Where EMS and law enforcement use naloxone when responding to a likely overdose, Groves and her compatriots try to put their kits -- which include two clean intermuscular needles and two milliliters of naloxone -- in the hands of users and dealers so the drug is on hand when and if an emergency occurs.
"It's a Band-Aid. It's not fixing anybody or curing their disease, but it's keeping them alive until they get the help they need," Groves said, alluding to the fact that addiction can't be treated if a user is dead.
Naloxone, often known by its manufacturer name Narcan, works by blocking the body's opiod receptors, allowing a person's central nervous system and respiratory systems to quickly return to working function.
"It's amazing to watch it work, it really is. It's pretty much immediate," said Brian Watts, Brunswick County's emergency management director. Patients go from not breathing to awake and alert, Watts added, but are likely to projectile vomit.
Since Jan. 1, Brunswick EMS units have used Narcan 97 times, Watts said. The Brunswick units also have a policy that they will use Narcan if they come upon a patient who is unconscious for unknown reasons because the drug only affects narcotics.
In New Hanover County, EMS units used the drug 343 times from September 2013 to September 2014. The New Hanover County units use Narcan any time an overdose is suspected, said a New Hanover Regional Medical Center spokeswoman.
Naloxone and law enforcement
By the end of this year, WPD will likely become the first major local law enforcement agency to carry naloxone in its cars, said Jonathan Poplin, the WPD gang detective who has headed the effort since last November.

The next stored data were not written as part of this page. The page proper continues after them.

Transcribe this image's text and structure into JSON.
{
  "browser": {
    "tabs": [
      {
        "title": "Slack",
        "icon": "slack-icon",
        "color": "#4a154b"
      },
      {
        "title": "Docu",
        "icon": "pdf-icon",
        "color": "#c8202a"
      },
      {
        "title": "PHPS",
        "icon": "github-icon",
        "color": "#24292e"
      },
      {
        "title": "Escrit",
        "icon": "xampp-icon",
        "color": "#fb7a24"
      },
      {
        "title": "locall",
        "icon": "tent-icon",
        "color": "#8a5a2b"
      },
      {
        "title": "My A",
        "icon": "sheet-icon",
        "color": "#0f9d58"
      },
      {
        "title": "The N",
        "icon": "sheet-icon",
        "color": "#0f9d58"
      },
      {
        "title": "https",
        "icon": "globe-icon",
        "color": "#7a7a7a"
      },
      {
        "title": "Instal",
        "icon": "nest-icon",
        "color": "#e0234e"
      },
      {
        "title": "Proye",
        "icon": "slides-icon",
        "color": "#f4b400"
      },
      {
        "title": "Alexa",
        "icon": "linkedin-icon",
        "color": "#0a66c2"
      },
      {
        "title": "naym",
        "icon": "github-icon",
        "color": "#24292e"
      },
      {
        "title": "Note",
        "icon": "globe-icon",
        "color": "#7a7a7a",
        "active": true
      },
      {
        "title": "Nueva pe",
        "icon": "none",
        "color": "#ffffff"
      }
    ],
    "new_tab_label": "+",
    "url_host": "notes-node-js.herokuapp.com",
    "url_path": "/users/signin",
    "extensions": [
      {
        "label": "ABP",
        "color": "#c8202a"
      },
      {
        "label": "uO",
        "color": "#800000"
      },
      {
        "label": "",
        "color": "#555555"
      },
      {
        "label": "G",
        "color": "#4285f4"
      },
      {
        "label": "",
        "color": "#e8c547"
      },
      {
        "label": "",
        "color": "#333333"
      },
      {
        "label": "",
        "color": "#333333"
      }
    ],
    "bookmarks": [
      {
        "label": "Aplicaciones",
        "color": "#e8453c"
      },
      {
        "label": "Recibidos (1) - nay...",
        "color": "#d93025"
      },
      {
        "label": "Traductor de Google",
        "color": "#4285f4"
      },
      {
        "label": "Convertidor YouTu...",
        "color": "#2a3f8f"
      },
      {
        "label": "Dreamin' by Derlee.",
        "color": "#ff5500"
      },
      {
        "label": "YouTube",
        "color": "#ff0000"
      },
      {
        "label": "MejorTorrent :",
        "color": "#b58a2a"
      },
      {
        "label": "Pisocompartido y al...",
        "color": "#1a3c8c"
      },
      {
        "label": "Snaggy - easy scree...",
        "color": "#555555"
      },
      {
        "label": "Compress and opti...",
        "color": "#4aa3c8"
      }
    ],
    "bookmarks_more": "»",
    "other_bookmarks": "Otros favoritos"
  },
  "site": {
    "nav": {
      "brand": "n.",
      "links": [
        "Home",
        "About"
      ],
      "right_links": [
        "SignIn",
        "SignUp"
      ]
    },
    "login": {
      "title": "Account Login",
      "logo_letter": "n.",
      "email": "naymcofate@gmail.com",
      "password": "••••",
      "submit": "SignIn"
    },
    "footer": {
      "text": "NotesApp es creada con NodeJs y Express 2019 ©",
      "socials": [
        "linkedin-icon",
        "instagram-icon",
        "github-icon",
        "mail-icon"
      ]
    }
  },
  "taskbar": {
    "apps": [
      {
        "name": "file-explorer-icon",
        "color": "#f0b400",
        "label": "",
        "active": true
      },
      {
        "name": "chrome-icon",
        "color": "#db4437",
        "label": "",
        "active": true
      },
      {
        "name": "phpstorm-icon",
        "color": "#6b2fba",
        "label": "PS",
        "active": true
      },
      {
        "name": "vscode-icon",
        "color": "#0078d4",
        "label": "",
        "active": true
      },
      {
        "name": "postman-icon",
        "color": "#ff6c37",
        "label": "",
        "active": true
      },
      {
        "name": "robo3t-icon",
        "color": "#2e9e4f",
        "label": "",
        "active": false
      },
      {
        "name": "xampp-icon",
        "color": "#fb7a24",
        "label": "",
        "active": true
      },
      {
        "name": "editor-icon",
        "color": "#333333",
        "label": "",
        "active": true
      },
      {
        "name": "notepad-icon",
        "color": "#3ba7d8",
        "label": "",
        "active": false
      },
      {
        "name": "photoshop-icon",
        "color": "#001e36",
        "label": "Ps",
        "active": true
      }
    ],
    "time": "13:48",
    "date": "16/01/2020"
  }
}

Equipping WPD's 264 sworn officers with naloxone will cost less than $5,000, Poplin said.
The drug isn't carried in the patrol cars of the sheriff's offices in Brunswick, New Hanover and Pender counties.
Getting naloxone kits in the hands of law enforcement officers has been easier in Georgia, said Leilani Attilio, a coordinator for the N.C. Harm Reduction Coalition.

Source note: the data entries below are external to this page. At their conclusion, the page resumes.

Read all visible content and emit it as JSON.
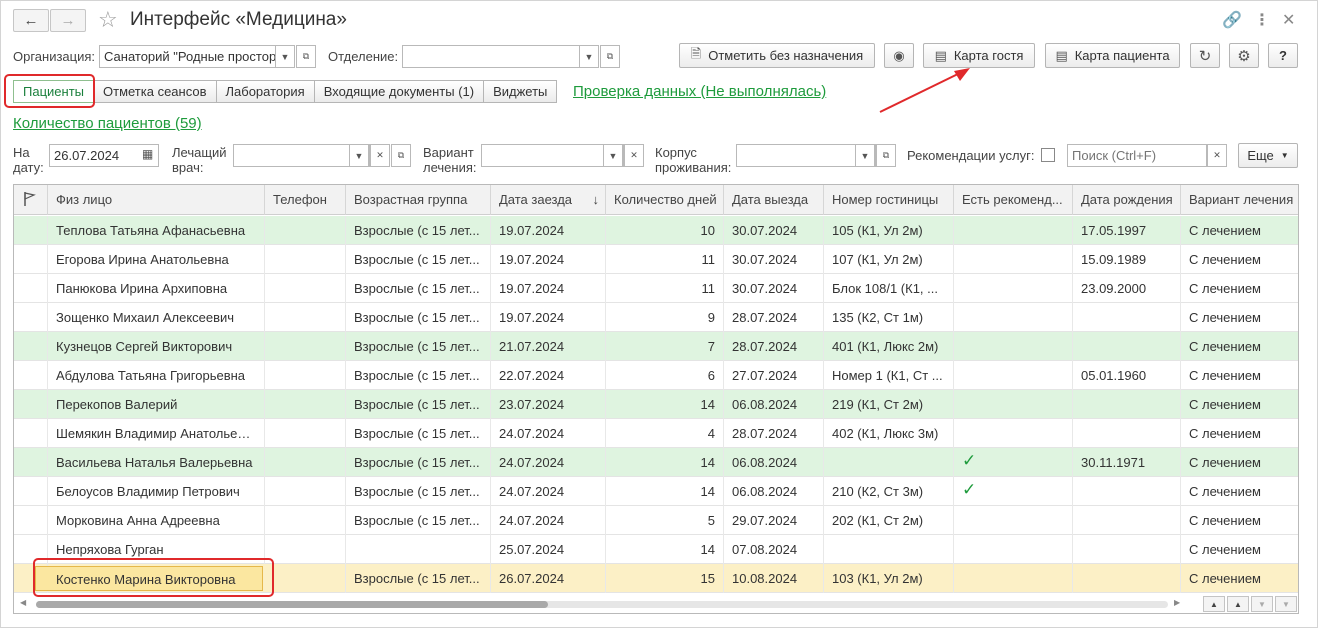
{
  "window": {
    "title": "Интерфейс «Медицина»",
    "back_icon": "arrow-left-icon",
    "forward_icon": "arrow-right-icon",
    "favorite_icon": "star-icon",
    "link_icon": "link-icon",
    "menu_icon": "more-vertical-icon",
    "close_icon": "close-icon"
  },
  "filters": {
    "organization_label": "Организация:",
    "organization_value": "Санаторий \"Родные простор",
    "department_label": "Отделение:",
    "department_value": "",
    "date_label_1": "На",
    "date_label_2": "дату:",
    "date_value": "26.07.2024",
    "doctor_label_1": "Лечащий",
    "doctor_label_2": "врач:",
    "doctor_value": "",
    "treatment_label_1": "Вариант",
    "treatment_label_2": "лечения:",
    "treatment_value": "",
    "building_label_1": "Корпус",
    "building_label_2": "проживания:",
    "building_value": "",
    "recommendations_label": "Рекомендации услуг:",
    "search_placeholder": "Поиск (Ctrl+F)",
    "more_label": "Еще"
  },
  "toolbar": {
    "mark_without_label": "Отметить без назначения",
    "guest_card_label": "Карта гостя",
    "patient_card_label": "Карта пациента",
    "help_label": "?"
  },
  "tabs": [
    {
      "label": "Пациенты",
      "active": true
    },
    {
      "label": "Отметка сеансов"
    },
    {
      "label": "Лаборатория"
    },
    {
      "label": "Входящие документы (1)"
    },
    {
      "label": "Виджеты"
    }
  ],
  "links": {
    "data_check": "Проверка данных (Не выполнялась)",
    "patient_count": "Количество пациентов (59)"
  },
  "table": {
    "columns": [
      "Физ лицо",
      "Телефон",
      "Возрастная группа",
      "Дата заезда",
      "Количество дней",
      "Дата выезда",
      "Номер гостиницы",
      "Есть рекоменд...",
      "Дата рождения",
      "Вариант лечения"
    ],
    "sort_indicator": "↓",
    "rows": [
      {
        "style": "green",
        "name": "Теплова Татьяна Афанасьевна",
        "phone": "",
        "age": "Взрослые (с 15 лет...",
        "arrival": "19.07.2024",
        "days": "10",
        "departure": "30.07.2024",
        "room": "105 (К1, Ул 2м)",
        "rec": false,
        "birth": "17.05.1997",
        "treatment": "С лечением"
      },
      {
        "style": "white",
        "name": "Егорова Ирина Анатольевна",
        "phone": "",
        "age": "Взрослые (с 15 лет...",
        "arrival": "19.07.2024",
        "days": "11",
        "departure": "30.07.2024",
        "room": "107 (К1, Ул 2м)",
        "rec": false,
        "birth": "15.09.1989",
        "treatment": "С лечением"
      },
      {
        "style": "white",
        "name": "Панюкова Ирина Архиповна",
        "phone": "",
        "age": "Взрослые (с 15 лет...",
        "arrival": "19.07.2024",
        "days": "11",
        "departure": "30.07.2024",
        "room": "Блок 108/1 (К1, ...",
        "rec": false,
        "birth": "23.09.2000",
        "treatment": "С лечением"
      },
      {
        "style": "white",
        "name": "Зощенко Михаил Алексеевич",
        "phone": "",
        "age": "Взрослые (с 15 лет...",
        "arrival": "19.07.2024",
        "days": "9",
        "departure": "28.07.2024",
        "room": "135 (К2, Ст 1м)",
        "rec": false,
        "birth": "",
        "treatment": "С лечением"
      },
      {
        "style": "green",
        "name": "Кузнецов Сергей Викторович",
        "phone": "",
        "age": "Взрослые (с 15 лет...",
        "arrival": "21.07.2024",
        "days": "7",
        "departure": "28.07.2024",
        "room": "401 (К1, Люкс 2м)",
        "rec": false,
        "birth": "",
        "treatment": "С лечением"
      },
      {
        "style": "white",
        "name": "Абдулова Татьяна Григорьевна",
        "phone": "",
        "age": "Взрослые (с 15 лет...",
        "arrival": "22.07.2024",
        "days": "6",
        "departure": "27.07.2024",
        "room": "Номер 1 (К1, Ст ...",
        "rec": false,
        "birth": "05.01.1960",
        "treatment": "С лечением"
      },
      {
        "style": "green",
        "name": "Перекопов Валерий",
        "phone": "",
        "age": "Взрослые (с 15 лет...",
        "arrival": "23.07.2024",
        "days": "14",
        "departure": "06.08.2024",
        "room": "219 (К1, Ст 2м)",
        "rec": false,
        "birth": "",
        "treatment": "С лечением"
      },
      {
        "style": "white",
        "name": "Шемякин Владимир Анатольевич",
        "phone": "",
        "age": "Взрослые (с 15 лет...",
        "arrival": "24.07.2024",
        "days": "4",
        "departure": "28.07.2024",
        "room": "402 (К1, Люкс 3м)",
        "rec": false,
        "birth": "",
        "treatment": "С лечением"
      },
      {
        "style": "green",
        "name": "Васильева Наталья Валерьевна",
        "phone": "",
        "age": "Взрослые (с 15 лет...",
        "arrival": "24.07.2024",
        "days": "14",
        "departure": "06.08.2024",
        "room": "",
        "rec": true,
        "birth": "30.11.1971",
        "treatment": "С лечением"
      },
      {
        "style": "white",
        "name": "Белоусов Владимир Петрович",
        "phone": "",
        "age": "Взрослые (с 15 лет...",
        "arrival": "24.07.2024",
        "days": "14",
        "departure": "06.08.2024",
        "room": "210 (К2, Ст 3м)",
        "rec": true,
        "birth": "",
        "treatment": "С лечением"
      },
      {
        "style": "white",
        "name": "Морковина Анна Адреевна",
        "phone": "",
        "age": "Взрослые (с 15 лет...",
        "arrival": "24.07.2024",
        "days": "5",
        "departure": "29.07.2024",
        "room": "202 (К1, Ст 2м)",
        "rec": false,
        "birth": "",
        "treatment": "С лечением"
      },
      {
        "style": "white",
        "name": "Непряхова Гурган",
        "phone": "",
        "age": "",
        "arrival": "25.07.2024",
        "days": "14",
        "departure": "07.08.2024",
        "room": "",
        "rec": false,
        "birth": "",
        "treatment": "С лечением"
      },
      {
        "style": "sel",
        "name": "Костенко Марина Викторовна",
        "phone": "",
        "age": "Взрослые (с 15 лет...",
        "arrival": "26.07.2024",
        "days": "15",
        "departure": "10.08.2024",
        "room": "103 (К1, Ул 2м)",
        "rec": false,
        "birth": "",
        "treatment": "С лечением"
      }
    ]
  },
  "colors": {
    "accent_green": "#1e9b3c",
    "row_green": "#dff4e0",
    "row_selected": "#fcf0c6",
    "highlight_red": "#e0292b"
  }
}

Five Georgia law enforcement agencies have started carrying naloxone since the state's medical amnesty law, which also expanded the availability of the drug, was signed into law on April 24. By comparison, WPD would be the third agency in North Carolina to carry the drug even though the Tar Heel State's amnesty law passed on April 3, 2013, more than a year before Georgia's.
Part of the reason for that, Attiliio said, is the advocacy of Tanya Smith, a Holly Springs, Ga., police lieutenant whose 20-year-old daughter died of a meth overdose in 2013. Taylor Smith, Tanya's daughter, had only started using meth in an attempt to kick heroin, Smith told the Cherokee Tribune earlier this year.

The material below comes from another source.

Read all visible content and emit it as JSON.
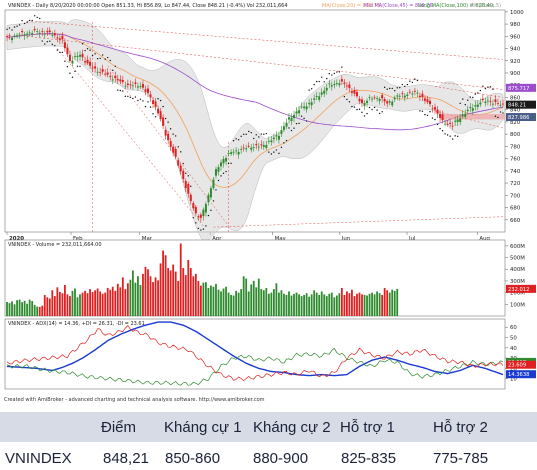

Funding has also been a barrier, Attilio added, especially with intranasal doses of naloxone costing about $25 apiece.
In about a month, Groves passed out the entirety of her first shipment of 75 kits from the coalition, almost entirely by word of mouth.
"That's with me hardly knowing anybody," she said. "It's a small nucleus, but the word gets out."
More than 4,000 naloxone kits have been passed out in North Carolina since August 2013, when the N.C. Harm Reduction Coalition's medical director put in a standing order for them. So far, 144 people have self-reported being saved by the kits, Attilio said.
Still, the number of reported saves is likely low, Attilio said, because of drug users' mistrust of people outside their immediate social networks.
While many of the users are given the kits for free, the coalition is funded entirely on private grants and donations, so any money someone can pay for a kit is much appreciated.
"We would love donations from people," Attilio said, "but if the person has to choose between paying for transportation, gas, electric bills or food that night, we'll just give them the kit. We don't want money to be a barrier."